Historische Staatssoziologie ist nach eigenem Methodikverständnis um einen positiven Realismus bemüht. Ziel der Untersuchungen ist es in der Regel, eine Beschreibung sozialer Verhältnisse zu gewährleisten, wie sie wirklich sind oder in der Vergangenheit waren. Anhänger dieser Forschungsrichtung begreifen Personen, Organisationen oder Vorkommnisse in einer kausal-historischen Weise und versuchen so die wahren Motive und Interessen der Akteure zu Tage zu fördern. Foucault und seine Schule bezweifelt, dass diese Art von Realismus überhaupt möglicht ist. Deshalb versucht eine Untersuchung auf der Basis des Konzepts von Gouvernementalität viel grundsätzlicher zu fragen: Was ist politische Macht? Wie entsteht sie und welche Effekte hat sie? Woher stammt das Wissen, auf Grund dessen politische Entscheidungen getroffen werden bzw. überhaupt erst einmal die Problemstellungen produziert werden, die einer Entscheidung bedürfen?

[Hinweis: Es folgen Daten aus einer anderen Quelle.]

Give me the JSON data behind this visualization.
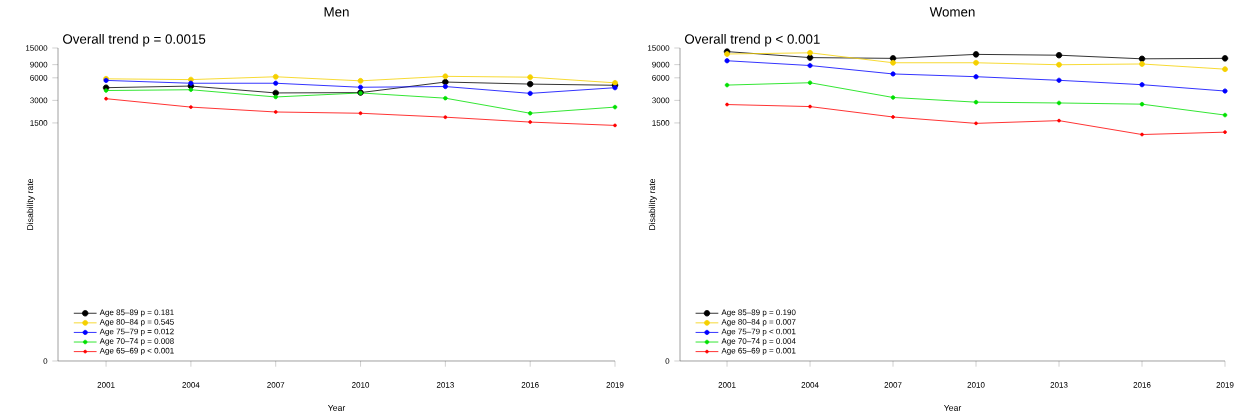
{
  "chart_data": [
    {
      "type": "line",
      "title": "Men",
      "xlabel": "Year",
      "ylabel": "Disability rate",
      "annotations": [
        "Overall trend p = 0.0015"
      ],
      "x": [
        2001,
        2004,
        2007,
        2010,
        2013,
        2016,
        2019
      ],
      "xlim": [
        1999.3,
        2019
      ],
      "xticks": [
        2001,
        2004,
        2007,
        2010,
        2013,
        2016,
        2019
      ],
      "ylim": [
        0,
        15000
      ],
      "yticks": [
        0,
        1500,
        3000,
        6000,
        9000,
        15000
      ],
      "log": true,
      "grid": false,
      "legend": "bottom left",
      "marker": "circle",
      "line_style": "solid",
      "series": [
        {
          "name": "Age 85–89 p = 0.181",
          "color": "#000000",
          "values": [
            4430,
            4660,
            3770,
            3810,
            5270,
            4950,
            4770
          ]
        },
        {
          "name": "Age 80–84 p = 0.545",
          "color": "#f5d000",
          "values": [
            5820,
            5680,
            6200,
            5470,
            6280,
            6120,
            5140
          ]
        },
        {
          "name": "Age 75–79 p = 0.012",
          "color": "#0000ff",
          "values": [
            5540,
            5080,
            5080,
            4490,
            4590,
            3720,
            4430
          ]
        },
        {
          "name": "Age 70–74 p = 0.008",
          "color": "#00e000",
          "values": [
            4060,
            4160,
            3330,
            3770,
            3210,
            2020,
            2440
          ]
        },
        {
          "name": "Age 65–69 p < 0.001",
          "color": "#ff0000",
          "values": [
            3160,
            2440,
            2100,
            2020,
            1790,
            1540,
            1390
          ]
        }
      ]
    },
    {
      "type": "line",
      "title": "Women",
      "xlabel": "Year",
      "ylabel": "Disability rate",
      "annotations": [
        "Overall trend p < 0.001"
      ],
      "x": [
        2001,
        2004,
        2007,
        2010,
        2013,
        2016,
        2019
      ],
      "xlim": [
        1999.3,
        2019
      ],
      "xticks": [
        2001,
        2004,
        2007,
        2010,
        2013,
        2016,
        2019
      ],
      "ylim": [
        0,
        15000
      ],
      "yticks": [
        0,
        1500,
        3000,
        6000,
        9000,
        15000
      ],
      "log": true,
      "grid": false,
      "legend": "bottom left",
      "marker": "circle",
      "line_style": "solid",
      "series": [
        {
          "name": "Age 85–89 p = 0.190",
          "color": "#000000",
          "values": [
            13430,
            11170,
            10910,
            12330,
            12020,
            10760,
            10910
          ]
        },
        {
          "name": "Age 80–84 p = 0.007",
          "color": "#f5d000",
          "values": [
            12470,
            12940,
            9530,
            9530,
            8970,
            9180,
            7830
          ]
        },
        {
          "name": "Age 75–79 p < 0.001",
          "color": "#0000ff",
          "values": [
            10140,
            8750,
            6760,
            6210,
            5560,
            4860,
            4000
          ]
        },
        {
          "name": "Age 70–74 p = 0.004",
          "color": "#00e000",
          "values": [
            4800,
            5160,
            3280,
            2840,
            2770,
            2670,
            1910
          ]
        },
        {
          "name": "Age 65–69 p = 0.001",
          "color": "#ff0000",
          "values": [
            2640,
            2480,
            1800,
            1480,
            1610,
            1050,
            1130
          ]
        }
      ]
    }
  ]
}
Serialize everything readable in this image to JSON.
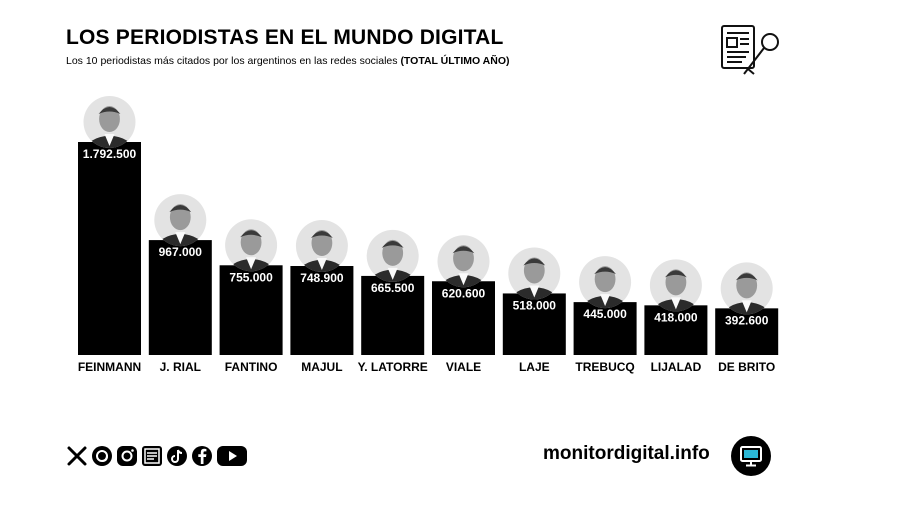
{
  "header": {
    "title": "LOS PERIODISTAS EN EL MUNDO DIGITAL",
    "subtitle": "Los 10 periodistas más citados por los argentinos en las redes sociales",
    "subtitle_bold": "(TOTAL ÚLTIMO AÑO)",
    "icon": "newspaper-microphone-icon"
  },
  "chart_data": {
    "type": "bar",
    "categories": [
      "FEINMANN",
      "J. RIAL",
      "FANTINO",
      "MAJUL",
      "Y. LATORRE",
      "VIALE",
      "LAJE",
      "TREBUCQ",
      "LIJALAD",
      "DE BRITO"
    ],
    "values": [
      1792500,
      967000,
      755000,
      748900,
      665500,
      620600,
      518000,
      445000,
      418000,
      392600
    ],
    "value_labels": [
      "1.792.500",
      "967.000",
      "755.000",
      "748.900",
      "665.500",
      "620.600",
      "518.000",
      "445.000",
      "418.000",
      "392.600"
    ],
    "bar_color": "#000000",
    "label_color": "#ffffff",
    "photo_icon": "portrait-photo-icon",
    "grid": false
  },
  "footer": {
    "social_icons": [
      "x-icon",
      "threads-icon",
      "instagram-icon",
      "news-icon",
      "tiktok-icon",
      "facebook-icon",
      "youtube-icon"
    ],
    "site": "monitordigital.info",
    "logo_icon": "monitor-logo-icon"
  }
}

Wichtig zum Verständnis von Gouvernementalitäts-Theoremen ist die ihnen zu Grunde liegende Sprachphilosophie. Sprache wird nicht als ein Neutrum, als ein beschreibendes bzw. rein deskriptives Element verstanden. Viel mehr wird davon ausgegangen, dass Sprache ein grundsätzlich formgebendes, performatives Element von Wirklichkeit ist. Wie die Welt sprachlich benannt wird, hat bereits einen Effekt auf ihre Wirklichkeit. Es kommt also nicht so sehr auf die konkreten Inhalte sprachlicher Vermittlung an, sondern in welcher Form, im Rahmen welches Diskurses diese Daten entstehen, verwaltet und benutzt werden. Dieses diskursive Feld selbst wird als der Entstehungshintergrund eines Konzepts mit dem Namen Staat angesehen. Durch diese Herangehensweise wird der Blick frei auf das System von Wissen und das daran gekoppelte System von Handlungen, wodurch Regieren überhaupt erst möglich wird.
[...]
[1] Vgl. S. 57, Rose/Miller 1994.
[2] Vgl. S. 58, Rose/Miller 1994.
[3] Vgl. S. 59, Rose/Miller 1994.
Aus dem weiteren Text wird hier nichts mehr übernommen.